There were several limitations with the present study. The small sample size and the study being performed at two centers with slightly different scanning protocols may have introduced an increased uncertainty. However, our multiple regression analysis found that there were no differences between the two centres and it should therefore not affect the analysis of the T1 measurements. Different breathing protocols were used with free breathing in center 1 and breath hold in light inspiration in center 2. Stadler et al. [20] that found a 50 ms difference between full inspiration and expiration, therefore these differences should not be significant for the T1 measurement. Moreover, the two centers had different TE, 1 ms in center 1 and 0.7 ms in center 2. Measured T1 depends on what TE is used in the assessment. According to the data from Thriphan et al. [31] we should have a systematic 50 ms bias, between the two centers, where center 1 would have longer T1. We do not believe these small changes affect the conclusions in this study. Another limitation with this study was the two-dimensional MRI protocol that was restricted to one slice and did not cover the whole lung. A multi-slice or three-dimensional protocol would be preferred for improved regional analysis of the smoking-induced effects. Moreover, with regards to the PY measure and the small cohort of smokers, PY is a course measure, as some subjects with very different smoking habit might end up with similar PY values. There was no information on the time between last smoke exposure and imaging.

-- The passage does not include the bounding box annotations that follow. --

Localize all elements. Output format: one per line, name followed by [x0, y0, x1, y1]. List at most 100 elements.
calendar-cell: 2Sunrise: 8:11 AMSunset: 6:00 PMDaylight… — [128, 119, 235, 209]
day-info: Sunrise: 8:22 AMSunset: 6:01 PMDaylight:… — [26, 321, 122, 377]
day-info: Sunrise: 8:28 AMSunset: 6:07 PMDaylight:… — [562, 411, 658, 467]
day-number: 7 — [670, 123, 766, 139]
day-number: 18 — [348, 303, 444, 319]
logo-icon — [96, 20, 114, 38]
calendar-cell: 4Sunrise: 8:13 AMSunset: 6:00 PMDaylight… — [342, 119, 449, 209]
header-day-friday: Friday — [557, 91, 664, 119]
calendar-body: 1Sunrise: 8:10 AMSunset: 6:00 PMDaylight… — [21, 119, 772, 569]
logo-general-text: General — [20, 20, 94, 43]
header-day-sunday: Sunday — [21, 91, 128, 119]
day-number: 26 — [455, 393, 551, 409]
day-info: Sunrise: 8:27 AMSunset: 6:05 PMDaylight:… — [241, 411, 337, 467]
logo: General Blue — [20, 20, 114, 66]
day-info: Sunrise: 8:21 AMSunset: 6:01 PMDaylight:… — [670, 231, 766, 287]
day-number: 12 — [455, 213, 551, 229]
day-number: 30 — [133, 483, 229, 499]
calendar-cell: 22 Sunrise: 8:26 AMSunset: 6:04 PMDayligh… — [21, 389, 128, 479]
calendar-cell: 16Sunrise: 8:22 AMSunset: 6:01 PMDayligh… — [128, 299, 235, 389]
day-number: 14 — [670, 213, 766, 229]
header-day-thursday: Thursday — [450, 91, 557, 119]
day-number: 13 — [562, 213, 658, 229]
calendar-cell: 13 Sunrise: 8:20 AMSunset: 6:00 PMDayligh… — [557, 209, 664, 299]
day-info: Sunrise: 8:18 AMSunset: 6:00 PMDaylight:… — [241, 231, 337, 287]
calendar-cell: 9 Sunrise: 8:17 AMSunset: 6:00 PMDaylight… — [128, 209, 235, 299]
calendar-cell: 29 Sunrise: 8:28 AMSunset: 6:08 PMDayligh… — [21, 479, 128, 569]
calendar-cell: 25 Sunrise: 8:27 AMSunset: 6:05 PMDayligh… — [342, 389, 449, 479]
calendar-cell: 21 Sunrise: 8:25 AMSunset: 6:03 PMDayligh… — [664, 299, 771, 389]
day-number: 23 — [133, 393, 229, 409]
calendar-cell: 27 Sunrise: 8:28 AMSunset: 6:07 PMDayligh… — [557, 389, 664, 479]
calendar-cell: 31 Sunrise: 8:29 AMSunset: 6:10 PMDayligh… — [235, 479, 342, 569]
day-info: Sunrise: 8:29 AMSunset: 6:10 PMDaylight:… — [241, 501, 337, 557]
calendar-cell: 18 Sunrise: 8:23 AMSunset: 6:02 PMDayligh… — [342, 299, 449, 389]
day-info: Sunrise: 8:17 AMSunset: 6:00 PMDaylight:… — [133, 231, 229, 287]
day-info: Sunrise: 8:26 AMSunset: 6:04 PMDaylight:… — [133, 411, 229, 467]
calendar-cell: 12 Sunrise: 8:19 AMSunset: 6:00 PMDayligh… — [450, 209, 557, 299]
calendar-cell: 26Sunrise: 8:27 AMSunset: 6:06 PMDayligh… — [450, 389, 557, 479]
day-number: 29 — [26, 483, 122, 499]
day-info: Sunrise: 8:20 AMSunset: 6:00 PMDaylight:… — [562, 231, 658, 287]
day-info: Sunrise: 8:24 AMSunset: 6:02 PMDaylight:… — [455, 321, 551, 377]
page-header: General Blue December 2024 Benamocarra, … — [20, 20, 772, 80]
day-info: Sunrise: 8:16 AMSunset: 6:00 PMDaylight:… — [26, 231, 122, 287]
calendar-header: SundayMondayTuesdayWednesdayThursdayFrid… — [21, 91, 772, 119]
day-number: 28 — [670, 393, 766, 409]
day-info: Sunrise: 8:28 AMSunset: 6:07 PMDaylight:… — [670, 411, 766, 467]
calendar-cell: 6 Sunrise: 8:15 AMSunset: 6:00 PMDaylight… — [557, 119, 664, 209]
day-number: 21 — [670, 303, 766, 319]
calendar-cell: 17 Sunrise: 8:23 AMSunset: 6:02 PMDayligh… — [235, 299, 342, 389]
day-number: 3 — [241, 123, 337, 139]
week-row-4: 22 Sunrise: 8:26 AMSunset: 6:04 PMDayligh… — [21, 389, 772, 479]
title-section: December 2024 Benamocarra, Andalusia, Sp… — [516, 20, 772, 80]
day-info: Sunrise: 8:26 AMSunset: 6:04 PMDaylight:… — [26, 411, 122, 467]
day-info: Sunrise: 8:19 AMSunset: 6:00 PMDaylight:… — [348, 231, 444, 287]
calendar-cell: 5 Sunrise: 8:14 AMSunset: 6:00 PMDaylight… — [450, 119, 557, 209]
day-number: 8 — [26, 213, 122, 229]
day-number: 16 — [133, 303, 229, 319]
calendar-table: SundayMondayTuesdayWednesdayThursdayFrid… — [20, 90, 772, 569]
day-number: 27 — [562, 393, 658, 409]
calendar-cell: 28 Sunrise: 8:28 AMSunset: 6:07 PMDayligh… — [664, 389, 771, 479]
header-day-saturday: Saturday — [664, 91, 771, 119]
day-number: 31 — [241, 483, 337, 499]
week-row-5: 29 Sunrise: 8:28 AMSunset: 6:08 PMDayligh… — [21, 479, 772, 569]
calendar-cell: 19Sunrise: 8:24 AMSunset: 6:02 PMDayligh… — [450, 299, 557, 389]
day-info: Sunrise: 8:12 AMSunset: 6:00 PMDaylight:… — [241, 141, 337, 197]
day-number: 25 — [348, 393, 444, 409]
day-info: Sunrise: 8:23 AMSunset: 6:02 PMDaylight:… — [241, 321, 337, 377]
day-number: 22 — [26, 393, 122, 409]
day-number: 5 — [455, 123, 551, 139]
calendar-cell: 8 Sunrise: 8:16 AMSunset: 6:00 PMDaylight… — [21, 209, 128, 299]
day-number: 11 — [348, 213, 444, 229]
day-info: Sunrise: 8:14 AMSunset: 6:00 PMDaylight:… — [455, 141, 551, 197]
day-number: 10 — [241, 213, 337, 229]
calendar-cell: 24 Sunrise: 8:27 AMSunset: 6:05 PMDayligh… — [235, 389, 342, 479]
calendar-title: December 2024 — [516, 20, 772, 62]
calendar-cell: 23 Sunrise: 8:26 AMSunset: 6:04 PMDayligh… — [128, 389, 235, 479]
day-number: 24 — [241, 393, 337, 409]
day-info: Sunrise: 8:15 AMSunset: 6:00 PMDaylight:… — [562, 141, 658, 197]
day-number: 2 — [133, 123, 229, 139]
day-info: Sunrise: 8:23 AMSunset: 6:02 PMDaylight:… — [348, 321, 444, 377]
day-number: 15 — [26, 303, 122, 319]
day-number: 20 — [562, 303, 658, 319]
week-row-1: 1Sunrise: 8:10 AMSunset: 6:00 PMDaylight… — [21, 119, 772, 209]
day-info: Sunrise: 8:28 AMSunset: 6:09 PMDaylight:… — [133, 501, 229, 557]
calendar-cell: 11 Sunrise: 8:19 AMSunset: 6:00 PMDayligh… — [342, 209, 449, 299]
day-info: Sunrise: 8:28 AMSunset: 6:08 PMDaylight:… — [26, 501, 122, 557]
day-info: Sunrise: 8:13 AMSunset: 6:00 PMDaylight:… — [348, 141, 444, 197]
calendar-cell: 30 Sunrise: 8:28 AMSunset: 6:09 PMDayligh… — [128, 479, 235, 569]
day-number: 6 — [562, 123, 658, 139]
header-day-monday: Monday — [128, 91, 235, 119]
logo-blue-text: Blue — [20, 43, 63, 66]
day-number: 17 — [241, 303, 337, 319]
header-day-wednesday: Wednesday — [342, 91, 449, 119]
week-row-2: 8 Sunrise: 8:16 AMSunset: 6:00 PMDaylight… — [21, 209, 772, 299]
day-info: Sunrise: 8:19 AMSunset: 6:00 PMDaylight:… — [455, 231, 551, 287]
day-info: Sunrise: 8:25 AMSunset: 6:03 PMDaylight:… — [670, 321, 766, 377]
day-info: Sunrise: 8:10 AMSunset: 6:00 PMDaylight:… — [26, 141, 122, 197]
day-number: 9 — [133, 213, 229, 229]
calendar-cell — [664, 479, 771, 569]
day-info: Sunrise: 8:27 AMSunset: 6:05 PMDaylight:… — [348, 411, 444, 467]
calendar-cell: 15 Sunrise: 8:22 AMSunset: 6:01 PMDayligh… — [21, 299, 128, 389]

Regarding these limitations, further prospective studies are desirable to further validate the utility of T1 mapping in the assessment of healthy smokers. In conclusion, we were able to show a significant relationship between lung T1 and PY when adjusted for both age and height. Additionally, lung T1 shortens with increasing age. Thus, PY and age can be significant confounding factors when T1 is used as a biomarker in lung MRI studies that must be taken into account to detect underlying patterns of disease.